初代iPadが日本で発売されたのは2010年5月です。発売初日、銀座のアップルストアには開店前から長い列ができ、ニュースになりました。
同じ日の午前中、田舎に暮らすわたしの自宅には宅配便でiPadが届きました。アップルの公式サイトで、事前に購入予約していたのです。タブレット端末というものが、日本で初めて世に出た日でした(アメリカでは一足早く発売されていた)。
事前予約までしてiPadを求めたのは、わたしが筋金入りのアップルファンだったことに加え、「これで本を買わなくてもいいのではないか」という希望を抱いたからです。iPadを読書端末にし、新刊本も電子書籍で買えばいい。
当時すでに、狭い部屋は本であふれていました。今後はiPadを書斎にし、そちらに新しい本を蓄積すれば、図書館に匹敵する空間を手に入れたようなもの。仮に部屋の本すべてをデータ化できれば、それも楽々と小さなタブレット端末に入ってしまう。
夢のような考えでした。しかも夢ではなく、物理的に可能なのです。そして...
わたしが買った電子書籍は、宮部みゆきさんの小説など10数冊ばかりでした。ごく短い間に、紙の本に戻ったのです。残念な一方、心には「やっぱりか」という思いがありました。
大手出版社の近年の収支を見れば、電子書籍は売上のそれなりの部分を占めるに至っています。その主役は、漫画・アニメ。言葉より視覚(絵)が表現主体になるジャンルです。
これから、若い世代を中心に小説など活字主役の本も電子本、あるいは読み上げによる音声媒体に移っていく可能性は大ですが、アナログの紙の本はなぜ、まだしぶとく生きているのか。
それは単純に、手にとって重さを感じ、指でページをめくれるからだと思います。かつ、そこに『ある』から。

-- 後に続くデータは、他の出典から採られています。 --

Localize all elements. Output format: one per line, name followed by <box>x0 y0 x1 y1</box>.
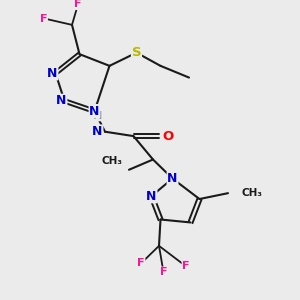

机上の積読本は、いやでも毎日目に入り、その物理的な存在をアピールしてきます。書架の既読本に目をやると、背表紙がいろいろな記憶と結びついています。これが無表情なタブレット端末の中に閉じ込められたなら、沈黙して気づかれることもないでしょう。ああ、味気ない。
先日、「方丈記」を読んだ折、思い出したのが小林秀雄の「無常といふ事」という小文でした。小林秀雄全集は書架の目に入るところにあるので、収録された第八巻を取り出して再読しました。
もしタブレット端末内にわたしが所有する本がすべてあり、管理していたら、こんな連鎖が生まれて簡単に小林秀雄全集を探し出したか。検索機能は便利でも、人間の頭の中の記憶と物理的な位置が即座に結びつくスピードにはとうてい敵いません。
まあ、スマホがネイティブな世代にとっては、古い評価基準なんでしょうけど。
さて、たいへん長い前置きでした。来週、わたしが暮らす地域の年末恒例、廃品回収の日があります。それまでに、最低でも2、300冊の処分本を紐でくくりたい。そうしなければ、来年のわたしの生存空間が危機に至ります。
積読本どころか、床上収納(=床の山積み)本が足元まで迫り。ところが本の処分というやつ、しんどいんだよなあ。読んだ本は、付き合った人と同じ。人と人はそれぞれの事情があるから別れるけれど、本は全部自分側の事情で切るのだから。